Kate thought prison was too good for the man who’d beaten her sister so brutally she’d suffered irreparable brain damage. Kate wanted him in hell where he belonged. She wanted to be the one to put him there. “How much more time do you need?”
He rolled a shoulder. “Hard to tell at this point. The man sitting pretty in Club Fed might not be our man.”
“If it’s not him, I want you to keep looking.” Digging into her bag, Kate removed a plain white envelope. “There’s another five thousand in there.”
“Kate . . .”
“I want you to find them, Jack. Both of them.” She glanced at the folder on the desk, picked it up. “His last known a
ddress in here?” She gave him a pointed look. “I need his last known address.”
“I’ll have it for you in a couple of days.” He gazed levelly at her. “Leave the looking to me, Kate. You hear?”
For the first time since she’d known him, Kate got the impression he hadn’t given her everything he had. Maybe because Jack was a good man and had a pretty good idea what she was going to do with the information. But she didn’t need a good man. She didn’t even need a friend. She needed a PI with a don’t-ask-don’t-tell philosophy.
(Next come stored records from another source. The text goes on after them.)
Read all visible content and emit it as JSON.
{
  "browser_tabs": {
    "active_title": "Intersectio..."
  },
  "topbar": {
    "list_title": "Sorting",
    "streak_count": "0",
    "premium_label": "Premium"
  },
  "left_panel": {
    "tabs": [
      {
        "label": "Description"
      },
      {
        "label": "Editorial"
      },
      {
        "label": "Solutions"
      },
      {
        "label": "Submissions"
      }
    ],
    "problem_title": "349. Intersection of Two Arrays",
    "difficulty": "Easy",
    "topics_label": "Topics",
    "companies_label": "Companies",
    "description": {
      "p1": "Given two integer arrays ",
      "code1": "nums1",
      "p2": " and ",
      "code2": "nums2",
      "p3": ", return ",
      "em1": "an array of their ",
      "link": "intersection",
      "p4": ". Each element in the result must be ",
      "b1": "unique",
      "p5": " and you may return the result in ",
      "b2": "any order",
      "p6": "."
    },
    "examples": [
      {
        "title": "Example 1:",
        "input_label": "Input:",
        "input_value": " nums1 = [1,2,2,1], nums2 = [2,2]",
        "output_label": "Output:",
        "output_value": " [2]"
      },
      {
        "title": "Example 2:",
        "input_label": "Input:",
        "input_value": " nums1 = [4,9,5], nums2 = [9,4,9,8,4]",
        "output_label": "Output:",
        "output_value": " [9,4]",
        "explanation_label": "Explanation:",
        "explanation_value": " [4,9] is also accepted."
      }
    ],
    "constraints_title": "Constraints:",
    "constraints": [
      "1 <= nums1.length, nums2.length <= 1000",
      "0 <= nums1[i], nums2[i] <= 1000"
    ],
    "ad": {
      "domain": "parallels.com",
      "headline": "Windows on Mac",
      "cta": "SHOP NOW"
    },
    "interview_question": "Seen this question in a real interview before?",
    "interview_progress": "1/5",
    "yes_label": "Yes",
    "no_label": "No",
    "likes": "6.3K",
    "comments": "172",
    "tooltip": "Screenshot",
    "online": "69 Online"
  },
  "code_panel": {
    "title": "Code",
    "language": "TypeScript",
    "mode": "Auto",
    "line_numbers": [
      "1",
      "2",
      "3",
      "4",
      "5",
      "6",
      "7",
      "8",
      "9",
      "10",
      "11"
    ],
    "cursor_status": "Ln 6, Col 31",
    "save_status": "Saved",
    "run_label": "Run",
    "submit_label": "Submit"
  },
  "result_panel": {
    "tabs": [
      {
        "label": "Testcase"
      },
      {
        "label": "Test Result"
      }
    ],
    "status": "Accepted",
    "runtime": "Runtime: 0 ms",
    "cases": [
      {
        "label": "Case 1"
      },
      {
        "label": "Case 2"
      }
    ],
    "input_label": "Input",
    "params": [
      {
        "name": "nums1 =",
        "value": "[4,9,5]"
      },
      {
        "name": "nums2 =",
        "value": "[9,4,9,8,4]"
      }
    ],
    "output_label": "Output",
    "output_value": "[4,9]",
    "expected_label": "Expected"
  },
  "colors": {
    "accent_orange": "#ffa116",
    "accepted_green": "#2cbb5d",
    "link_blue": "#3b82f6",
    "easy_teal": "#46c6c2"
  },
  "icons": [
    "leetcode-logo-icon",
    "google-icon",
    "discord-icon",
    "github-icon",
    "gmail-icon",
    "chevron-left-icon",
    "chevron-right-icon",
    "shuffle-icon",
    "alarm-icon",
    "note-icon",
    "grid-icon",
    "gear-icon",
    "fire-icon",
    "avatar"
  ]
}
She’d made the mistake of letting him see too much over the last year. As unlikely as their friendship seemed, she knew he cared for her. To be perfectly honest, she cared for him, too. But she wouldn’t let that deter her from her goal.
He was looking at her as if he thought she might do something rash. But Kate Megason never did anything rash. Sooner or later she would get those two men. Even if it took another year, she would see to it that Danny Lee Perkins and his son-of-a-bitch sidekick paid for what they did.
Rising, she dug into her bag for her keys.
“I’ll see you out,” Jack said.
He always asked, and Kate’s answer was invariably the same. “I can handle it, Jack.” Smiling, she patted her Chanel bag where she kept her .22 mini-magnum revolver. “Let me know when you get an address on Danny Lee Perkins.”
“Will do.”
She started toward the door. “Keep me posted on the other guy.”
“I’ll do it.”
Kate walked through the door without looking back.
EIGHT
THURSDAY, JANUARY 26, 9:31 A.M.
“Why don’t we have video?”
Kate looked across her desk at David Perrine, who sat in one of two visitor chairs, nursing a double cappuccino. They were in Kate’s office because the conference room was being used by another attorney who evidently had more clout than she did.
“Detective Bates said the police interview room camera wasn’t working. We’re going to have to make do with audio,” David said.